Days before the killings, an envelope containing a photograph of Tadesse and a typewritten note promising a "very juicy story" had been mailed anonymously to The Harvard Crimson. Though it had been discarded, it was retrieved from a trash can in the newspaper's offices after the murders. Reporting in the months that followed highlighted Tadesse's treatment at Harvard University Health Services, the letters she sent to strangers seeking friendship, and the absence of a coordinated institutional response to her deteriorating mental state.

== Legal proceedings ==
In February 1998, Ho's family filed a wrongful death lawsuit in Middlesex County Superior Court against Harvard University and several Dunster House administrators, alleging negligence and seeking damages for "wrongful death, conscious pain and suffering and emotional distress". The complaint asserted that the university and its employees had sufficient information about Tadesse's severe psychological distress and risk of violence that they should have acted to protect Ho and other students.

Harvard denied legal responsibility in court filings, arguing that it could not reasonably have foreseen or prevented the killings and that it owed no specific duty under Massachusetts law to protect Ho from her roommate. The case was settled out of court in 1998.

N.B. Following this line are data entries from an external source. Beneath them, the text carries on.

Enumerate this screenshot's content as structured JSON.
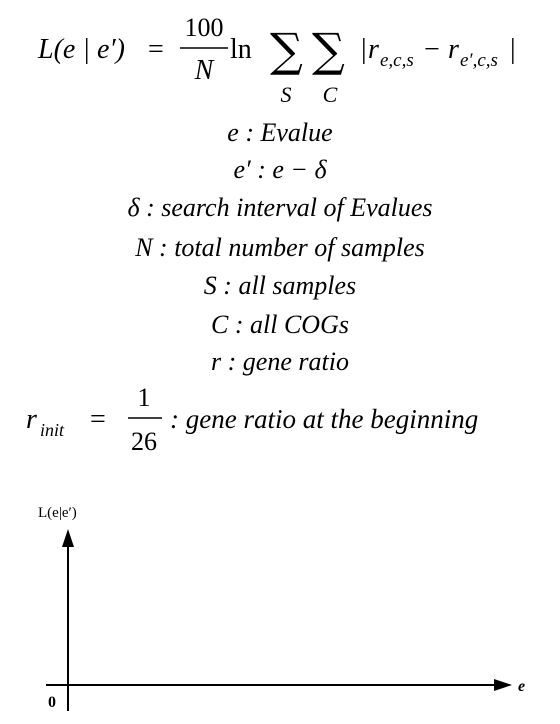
{
  "equation": {
    "lhs": "L(e | e′)",
    "equals": "=",
    "frac_num": "100",
    "frac_den": "N",
    "ln": "ln",
    "sum1_sub": "S",
    "sum2_sub": "C",
    "abs_open": "|",
    "r1": "r",
    "r1_sub": "e,c,s",
    "minus": "−",
    "r2": "r",
    "r2_sub": "e′,c,s",
    "abs_close": "|"
  },
  "definitions": [
    "e : Evalue",
    "e′ : e − δ",
    "δ : search interval of  Evalues",
    "N : total number of  samples",
    "S : all samples",
    "C : all COGs",
    "r : gene ratio"
  ],
  "r_init": {
    "lhs": "r",
    "lhs_sub": "init",
    "equals": "=",
    "frac_num": "1",
    "frac_den": "26",
    "desc": ": gene ratio at the beginning"
  },
  "axes": {
    "y_label": "L(e|e′)",
    "x_label": "e",
    "origin_label": "0"
  }
}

Commentators and later reporting noted that, in the years after the murders, Harvard expanded its counseling staff, created mental-health liaison roles in the undergraduate Houses, and restructured parts of its health services, changes that administrators and observers linked in part to scrutiny triggered by the Dunster House killings and the Ho family lawsuit.

==Legacy==
In 1997, Melanie Thernstrom, who graduated from Harvard in 1987 and taught creative writing at the college, published a book about the case and its aftermath. It was sharply critical of how Harvard handled the crime. She also detailed several instances of Harvard students with mental health issues whose situations were exacerbated by unsympathetic university officials and ineffective advisors. Thernstrom traveled to Tadesse's home in Ethiopia and gained access to her diaries, which revealed her deteriorating mental health, obsessive fantasizing about an ideal friend, and attempts to find effective psychiatric care.